Depuis le 1er juillet 2026, la régulation MiCA (Markets in Crypto-Assets) s’applique pleinement en France : le régime transitoire qui autorisait encore certaines plateformes à opérer sans agrément européen a définitivement pris fin. Pour les particuliers qui détiennent ou achètent des cryptomonnaies, ce basculement est loin d’être symbolique. Il redessine la liste des acteurs autorisés à proposer leurs services dans l’Hexagone.
Concrètement, une plateforme ne peut plus se contenter de l’ancien enregistrement national. Elle doit désormais détenir un agrément de Prestataire de Services sur Crypto-Actifs (PSCA), délivré en France par l’Autorité des marchés financiers (AMF). À défaut, elle doit cesser ses activités dans l’Union européenne.
Ce que la régulation MiCA change concrètement
MiCA remplace la mosaïque de règles nationales par un cadre unique à l’échelle des Vingt-Sept. En France, le statut de PSAN, issu de la loi Pacte de 2019, laisse la place au statut européen de PSCA (« CASP » en anglais). La « clause du grand-père », qui offrait une période d’adaptation aux acteurs déjà enregistrés, a expiré le 1er juillet 2026.
Pour l’utilisateur, l’enjeu principal est la protection du consommateur : information claire sur les risques, séparation des fonds des clients, exigences de gouvernance et de lutte anti-blanchiment. Ces obligations, longtemps hétérogènes d’un pays à l’autre, deviennent la norme minimale partout en Europe. Un sujet qui touche autant la finance que le quotidien numérique des Français.
Comment vérifier que votre plateforme est en règle
Avant tout nouvel achat, quelques réflexes simples permettent de s’assurer que son intermédiaire respecte le nouveau cadre :
- Vérifier que la plateforme revendique un agrément PSCA (ou CASP dans un autre pays de l’UE), et non le seul ancien enregistrement PSAN.
- Consulter les listes officielles tenues par l’AMF et par l’Autorité européenne des marchés financiers (ESMA).
- S’assurer que les conditions d’utilisation mentionnent bien un régulateur européen identifié.
- Se méfier de tout service qui continuerait d’opérer sans mention d’agrément après le 1er juillet 2026.
Le passeport européen, clé de voûte du dispositif
MiCA introduit un mécanisme attendu de longue date : le passeport européen. Grâce à l’article 65 du règlement, un prestataire agréé en France peut proposer ses services dans les vingt-six autres États membres après une simple notification, transmise via l’ESMA au régulateur du pays d’accueil, dans un délai encadré de dix jours ouvrés. Selon l’ESMA, 216 acteurs étaient recensés comme conformes à MiCA à l’échelle de l’Union à l’été 2026.

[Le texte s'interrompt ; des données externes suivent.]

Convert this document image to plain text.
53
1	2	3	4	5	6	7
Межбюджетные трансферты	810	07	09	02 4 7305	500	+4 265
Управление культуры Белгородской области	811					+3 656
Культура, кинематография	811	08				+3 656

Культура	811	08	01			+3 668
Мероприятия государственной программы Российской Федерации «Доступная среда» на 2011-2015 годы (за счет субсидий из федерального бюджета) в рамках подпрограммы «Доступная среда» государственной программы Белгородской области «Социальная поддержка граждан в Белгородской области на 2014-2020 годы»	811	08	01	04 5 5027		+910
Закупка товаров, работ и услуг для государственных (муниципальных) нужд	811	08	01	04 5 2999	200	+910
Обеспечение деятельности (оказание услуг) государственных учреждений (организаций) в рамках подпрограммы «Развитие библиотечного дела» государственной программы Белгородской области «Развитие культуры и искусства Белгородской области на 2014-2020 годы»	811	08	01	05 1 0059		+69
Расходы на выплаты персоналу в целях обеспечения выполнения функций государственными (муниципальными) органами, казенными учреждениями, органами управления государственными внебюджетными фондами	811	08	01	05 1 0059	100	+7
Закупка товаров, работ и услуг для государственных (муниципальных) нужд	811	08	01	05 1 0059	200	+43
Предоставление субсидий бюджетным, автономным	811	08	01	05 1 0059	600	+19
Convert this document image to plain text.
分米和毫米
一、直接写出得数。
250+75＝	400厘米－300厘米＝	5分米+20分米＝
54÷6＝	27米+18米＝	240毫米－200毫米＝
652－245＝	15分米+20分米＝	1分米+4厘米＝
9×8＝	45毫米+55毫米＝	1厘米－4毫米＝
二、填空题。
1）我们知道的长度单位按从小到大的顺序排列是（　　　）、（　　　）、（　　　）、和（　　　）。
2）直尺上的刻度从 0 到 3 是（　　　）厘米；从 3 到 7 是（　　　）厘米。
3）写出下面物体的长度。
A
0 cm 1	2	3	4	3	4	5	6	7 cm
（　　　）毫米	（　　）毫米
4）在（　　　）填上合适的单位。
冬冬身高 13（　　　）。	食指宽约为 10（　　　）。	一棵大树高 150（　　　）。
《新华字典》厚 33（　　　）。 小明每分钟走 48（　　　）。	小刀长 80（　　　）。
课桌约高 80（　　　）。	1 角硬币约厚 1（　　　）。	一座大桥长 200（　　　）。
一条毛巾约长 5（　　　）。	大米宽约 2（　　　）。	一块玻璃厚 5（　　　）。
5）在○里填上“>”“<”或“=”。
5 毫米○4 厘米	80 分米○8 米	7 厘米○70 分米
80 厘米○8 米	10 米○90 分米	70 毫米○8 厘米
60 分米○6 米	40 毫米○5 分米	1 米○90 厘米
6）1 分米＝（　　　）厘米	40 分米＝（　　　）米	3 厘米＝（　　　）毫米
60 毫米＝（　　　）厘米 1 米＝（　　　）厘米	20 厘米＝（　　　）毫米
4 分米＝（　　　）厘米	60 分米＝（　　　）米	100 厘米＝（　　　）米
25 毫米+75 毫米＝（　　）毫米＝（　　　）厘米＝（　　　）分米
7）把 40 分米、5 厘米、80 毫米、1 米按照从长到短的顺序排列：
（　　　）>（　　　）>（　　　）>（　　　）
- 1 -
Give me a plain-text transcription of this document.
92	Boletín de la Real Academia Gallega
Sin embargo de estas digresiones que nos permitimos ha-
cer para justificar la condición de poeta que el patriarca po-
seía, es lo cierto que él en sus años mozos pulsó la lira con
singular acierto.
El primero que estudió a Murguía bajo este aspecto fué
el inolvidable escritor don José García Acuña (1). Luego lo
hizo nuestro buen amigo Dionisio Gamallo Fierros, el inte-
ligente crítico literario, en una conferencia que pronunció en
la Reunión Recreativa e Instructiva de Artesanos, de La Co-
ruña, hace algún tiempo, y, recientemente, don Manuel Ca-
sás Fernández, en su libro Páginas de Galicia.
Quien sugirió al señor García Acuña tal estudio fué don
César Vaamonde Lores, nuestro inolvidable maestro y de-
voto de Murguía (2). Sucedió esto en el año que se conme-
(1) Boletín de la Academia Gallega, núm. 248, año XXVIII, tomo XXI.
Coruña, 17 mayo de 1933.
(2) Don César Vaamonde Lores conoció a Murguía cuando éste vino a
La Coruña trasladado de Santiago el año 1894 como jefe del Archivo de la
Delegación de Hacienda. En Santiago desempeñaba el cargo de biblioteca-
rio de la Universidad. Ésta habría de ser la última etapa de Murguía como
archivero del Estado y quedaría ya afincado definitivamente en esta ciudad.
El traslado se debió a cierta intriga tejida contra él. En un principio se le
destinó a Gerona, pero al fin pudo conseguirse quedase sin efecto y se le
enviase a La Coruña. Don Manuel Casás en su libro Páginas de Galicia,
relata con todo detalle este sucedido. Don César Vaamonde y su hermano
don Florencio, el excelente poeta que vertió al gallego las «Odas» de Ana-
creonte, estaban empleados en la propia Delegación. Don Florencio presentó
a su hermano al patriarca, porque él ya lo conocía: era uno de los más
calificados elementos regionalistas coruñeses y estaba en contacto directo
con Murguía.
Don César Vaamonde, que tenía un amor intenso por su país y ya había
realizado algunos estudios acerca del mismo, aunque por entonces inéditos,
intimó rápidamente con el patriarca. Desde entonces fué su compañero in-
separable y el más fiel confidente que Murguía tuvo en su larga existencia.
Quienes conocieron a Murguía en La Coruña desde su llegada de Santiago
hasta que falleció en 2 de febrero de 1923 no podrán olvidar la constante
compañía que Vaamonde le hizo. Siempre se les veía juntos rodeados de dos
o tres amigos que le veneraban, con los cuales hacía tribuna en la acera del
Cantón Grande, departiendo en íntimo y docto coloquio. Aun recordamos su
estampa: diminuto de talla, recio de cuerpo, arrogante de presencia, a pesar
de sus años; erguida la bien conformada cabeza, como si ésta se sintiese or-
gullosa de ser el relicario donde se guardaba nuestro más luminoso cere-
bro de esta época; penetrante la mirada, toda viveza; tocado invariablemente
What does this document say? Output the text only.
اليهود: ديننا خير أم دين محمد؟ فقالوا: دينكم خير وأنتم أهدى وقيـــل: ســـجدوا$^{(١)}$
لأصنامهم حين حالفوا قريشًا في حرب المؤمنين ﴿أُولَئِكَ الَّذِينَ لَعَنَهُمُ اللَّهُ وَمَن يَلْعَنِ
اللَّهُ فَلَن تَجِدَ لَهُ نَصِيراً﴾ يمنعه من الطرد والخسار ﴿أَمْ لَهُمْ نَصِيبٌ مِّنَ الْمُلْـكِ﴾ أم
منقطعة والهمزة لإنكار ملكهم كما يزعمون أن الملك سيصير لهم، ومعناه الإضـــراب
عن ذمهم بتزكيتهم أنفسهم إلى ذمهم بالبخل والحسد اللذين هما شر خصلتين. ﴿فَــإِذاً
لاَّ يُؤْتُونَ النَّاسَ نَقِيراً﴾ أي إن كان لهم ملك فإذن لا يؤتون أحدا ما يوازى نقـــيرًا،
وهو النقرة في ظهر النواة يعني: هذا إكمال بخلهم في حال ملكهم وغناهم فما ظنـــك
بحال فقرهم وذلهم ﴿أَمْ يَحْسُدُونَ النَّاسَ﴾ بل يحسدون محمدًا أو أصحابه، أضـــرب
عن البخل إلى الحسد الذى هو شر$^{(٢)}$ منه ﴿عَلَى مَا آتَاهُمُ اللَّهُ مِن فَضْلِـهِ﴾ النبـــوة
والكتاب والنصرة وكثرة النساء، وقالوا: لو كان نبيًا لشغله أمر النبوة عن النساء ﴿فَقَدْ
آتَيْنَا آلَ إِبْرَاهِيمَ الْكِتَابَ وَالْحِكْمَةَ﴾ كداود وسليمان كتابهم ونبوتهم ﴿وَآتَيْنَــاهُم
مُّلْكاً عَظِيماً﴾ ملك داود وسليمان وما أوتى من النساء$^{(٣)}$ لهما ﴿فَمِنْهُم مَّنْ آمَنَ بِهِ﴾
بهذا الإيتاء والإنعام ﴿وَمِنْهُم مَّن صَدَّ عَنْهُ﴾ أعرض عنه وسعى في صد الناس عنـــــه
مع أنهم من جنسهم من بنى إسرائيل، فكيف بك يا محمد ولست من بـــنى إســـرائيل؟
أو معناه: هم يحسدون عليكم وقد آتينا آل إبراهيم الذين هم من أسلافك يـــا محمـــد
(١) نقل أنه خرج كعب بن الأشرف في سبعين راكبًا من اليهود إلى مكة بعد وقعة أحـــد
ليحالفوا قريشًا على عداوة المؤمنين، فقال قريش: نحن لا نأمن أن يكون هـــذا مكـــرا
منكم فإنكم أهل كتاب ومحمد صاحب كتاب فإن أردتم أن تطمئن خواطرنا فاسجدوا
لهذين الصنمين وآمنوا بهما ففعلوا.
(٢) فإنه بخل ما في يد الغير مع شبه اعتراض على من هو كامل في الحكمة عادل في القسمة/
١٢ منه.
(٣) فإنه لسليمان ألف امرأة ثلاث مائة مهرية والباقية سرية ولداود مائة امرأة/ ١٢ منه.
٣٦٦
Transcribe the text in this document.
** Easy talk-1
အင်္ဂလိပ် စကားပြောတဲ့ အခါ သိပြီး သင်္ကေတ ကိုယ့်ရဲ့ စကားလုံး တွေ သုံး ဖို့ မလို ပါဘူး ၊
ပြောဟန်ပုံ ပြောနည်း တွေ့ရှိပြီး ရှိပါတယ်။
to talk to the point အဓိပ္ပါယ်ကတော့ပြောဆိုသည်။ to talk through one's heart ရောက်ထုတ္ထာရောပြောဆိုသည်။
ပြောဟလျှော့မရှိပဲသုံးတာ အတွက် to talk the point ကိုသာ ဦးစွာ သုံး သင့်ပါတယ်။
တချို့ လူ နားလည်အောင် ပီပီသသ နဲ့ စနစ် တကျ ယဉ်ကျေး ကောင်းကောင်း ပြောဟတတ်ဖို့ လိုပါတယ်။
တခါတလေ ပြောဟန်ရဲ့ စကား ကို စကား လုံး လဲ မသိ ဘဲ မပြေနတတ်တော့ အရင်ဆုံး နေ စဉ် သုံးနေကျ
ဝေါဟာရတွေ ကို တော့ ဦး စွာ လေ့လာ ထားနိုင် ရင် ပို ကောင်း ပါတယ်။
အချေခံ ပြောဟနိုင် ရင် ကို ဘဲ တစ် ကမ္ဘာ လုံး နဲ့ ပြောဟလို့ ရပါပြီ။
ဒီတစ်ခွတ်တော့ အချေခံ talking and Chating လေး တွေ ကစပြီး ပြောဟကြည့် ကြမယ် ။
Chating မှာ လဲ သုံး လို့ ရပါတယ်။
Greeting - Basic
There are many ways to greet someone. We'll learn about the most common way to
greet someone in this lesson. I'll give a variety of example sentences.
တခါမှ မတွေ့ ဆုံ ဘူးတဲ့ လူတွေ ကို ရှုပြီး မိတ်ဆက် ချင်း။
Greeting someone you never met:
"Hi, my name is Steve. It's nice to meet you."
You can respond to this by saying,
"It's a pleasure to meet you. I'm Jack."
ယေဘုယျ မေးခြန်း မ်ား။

Revers de la médaille : les acteurs incapables d’absorber les coûts de mise en conformité (capital réglementaire, reporting, conservation des actifs) sont contraints de quitter le marché européen. La technologie ne suffit plus, il faut aussi la solidité réglementaire.
Stablecoins et idées reçues
MiCA encadre également de façon stricte les stablecoins, ces jetons adossés à une monnaie officielle. Leurs émetteurs doivent respecter des règles précises de réserves et d’agrément. Résultat : des stablecoins non conformes, à l’image de l’USDT de Tether, ont été progressivement retirés des plateformes européennes régulées pour la clientèle de détail. Contrairement à une idée reçue tenace, MiCA n’interdit pas les cryptomonnaies : le règlement organise leur commercialisation, il ne la supprime pas. Pour le grand public, cela se traduit surtout par un choix de plateformes plus resserré, mais mieux surveillé — un point qui intéresse aussi la consommation en ligne.
Questions fréquentes
La régulation MiCA interdit-elle d’acheter des cryptomonnaies en France ?
Non. MiCA n’interdit ni la détention ni l’achat de cryptomonnaies. Le règlement impose seulement que les plateformes proposant ces services disposent d’un agrément PSCA délivré par un régulateur européen.
Que se passe-t-il si ma plateforme n’a pas obtenu l’agrément ?
Un prestataire non agréé doit cesser de fournir ses services dans l’Union européenne. Il est prudent de vérifier le statut de son intermédiaire et, le cas échéant, de se tourner vers un acteur en règle.
Qu’est-ce que le passeport européen prévu par MiCA ?
C’est le mécanisme, prévu à l’article 65, qui permet à une plateforme agréée dans un pays de l’UE d’opérer dans les autres États membres après une simple notification via l’ESMA, sans nouvel agrément complet.